Experimental Results and Integrated Modeling of Bacterial Growth on an Insoluble Hydrophobic Substrate (Phenanthrene)

Metabolism of a low-solubility substrate is limited by dissolution and availability and can hardly be determined. We developed a numerical model for simultaneously calculating dissolution kinetics of such substrates and their metabolism and microbial growth (Monod kinetics with decay) and tested it with three aerobic phenanthrene (PHE) degraders: Novosphingobium pentaromativorans US6-1, Sphingomonas sp. EPA505, and Sphingobium yanoikuyae B1. PHE was present as microcrystals, providing non-limiting conditions for growth. Total PHE and protein concentration were tracked over 6–12 days. The model was fitted to the test results for the rates of dissolution, metabolism, and growth.
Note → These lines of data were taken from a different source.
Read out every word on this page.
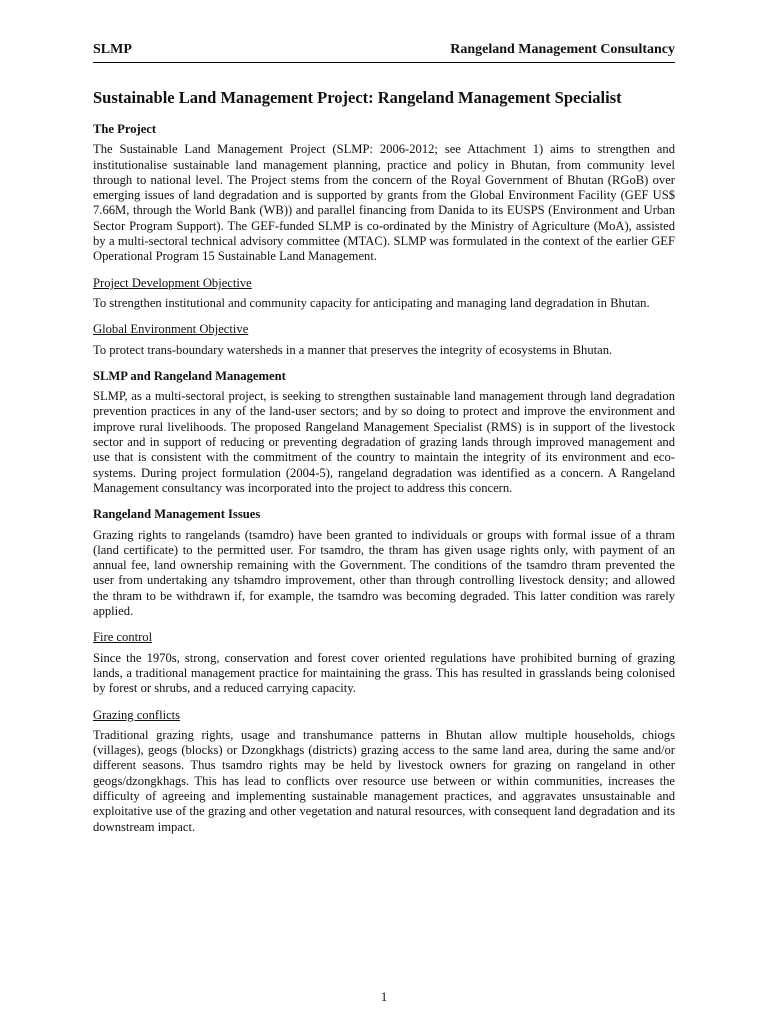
SLMP	Rangeland Management Consultancy
Sustainable Land Management Project: Rangeland Management Specialist
The Project

The Sustainable Land Management Project (SLMP: 2006-2012; see Attachment 1) aims to strengthen and institutionalise sustainable land management planning, practice and policy in Bhutan, from community level through to national level. The Project stems from the concern of the Royal Government of Bhutan (RGoB) over emerging issues of land degradation and is supported by grants from the Global Environment Facility (GEF US$ 7.66M, through the World Bank (WB)) and parallel financing from Danida to its EUSPS (Environment and Urban Sector Program Support). The GEF-funded SLMP is co-ordinated by the Ministry of Agriculture (MoA), assisted by a multi-sectoral technical advisory committee (MTAC). SLMP was formulated in the context of the earlier GEF Operational Program 15 Sustainable Land Management.

Project Development Objective

To strengthen institutional and community capacity for anticipating and managing land degradation in Bhutan.

Global Environment Objective

To protect trans-boundary watersheds in a manner that preserves the integrity of ecosystems in Bhutan.

SLMP and Rangeland Management

SLMP, as a multi-sectoral project, is seeking to strengthen sustainable land management through land degradation prevention practices in any of the land-user sectors; and by so doing to protect and improve the environment and improve rural livelihoods. The proposed Rangeland Management Specialist (RMS) is in support of the livestock sector and in support of reducing or preventing degradation of grazing lands through improved management and use that is consistent with the commitment of the country to maintain the integrity of its environment and eco-systems. During project formulation (2004-5), rangeland degradation was identified as a concern. A Rangeland Management consultancy was incorporated into the project to address this concern.

Rangeland Management Issues

Grazing rights to rangelands (tsamdro) have been granted to individuals or groups with formal issue of a thram (land certificate) to the permitted user. For tsamdro, the thram has given usage rights only, with payment of an annual fee, land ownership remaining with the Government. The conditions of the tsamdro thram prevented the user from undertaking any tshamdro improvement, other than through controlling livestock density; and allowed the thram to be withdrawn if, for example, the tsamdro was becoming degraded. This latter condition was rarely applied.

Fire control

Since the 1970s, strong, conservation and forest cover oriented regulations have prohibited burning of grazing lands, a traditional management practice for maintaining the grass. This has resulted in grasslands being colonised by forest or shrubs, and a reduced carrying capacity.

Grazing conflicts

Traditional grazing rights, usage and transhumance patterns in Bhutan allow multiple households, chiogs (villages), geogs (blocks) or Dzongkhags (districts) grazing access to the same land area, during the same and/or different seasons. Thus tsamdro rights may be held by livestock owners for grazing on rangeland in other geogs/dzongkhags. This has lead to conflicts over resource use between or within communities, increases the difficulty of agreeing and implementing sustainable management practices, and aggravates unsustainable and exploitative use of the grazing and other vegetation and natural resources, with consequent land degradation and its downstream impact.

1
The strains showed similar efficiency, with vmax values of 12–18 g dw g–1 d–1, yields of 0.21 g g–1, maximum growth rates of 2.5–3.8 d–1, and decay rates of 0.04–0.05 d–1. Sensitivity analysis with the model shows that (i) retention in crystals or NAPLs or by sequestration competes with biodegradation, (ii) bacterial growth conditions (dissolution flux and resulting chemical activity of substrate) are more relevant for the final state of the system than the initial biomass, and (iii) the desorption flux regulates the turnover in the presence of solid-state, sequestered (aged), or NAPL substrate sources.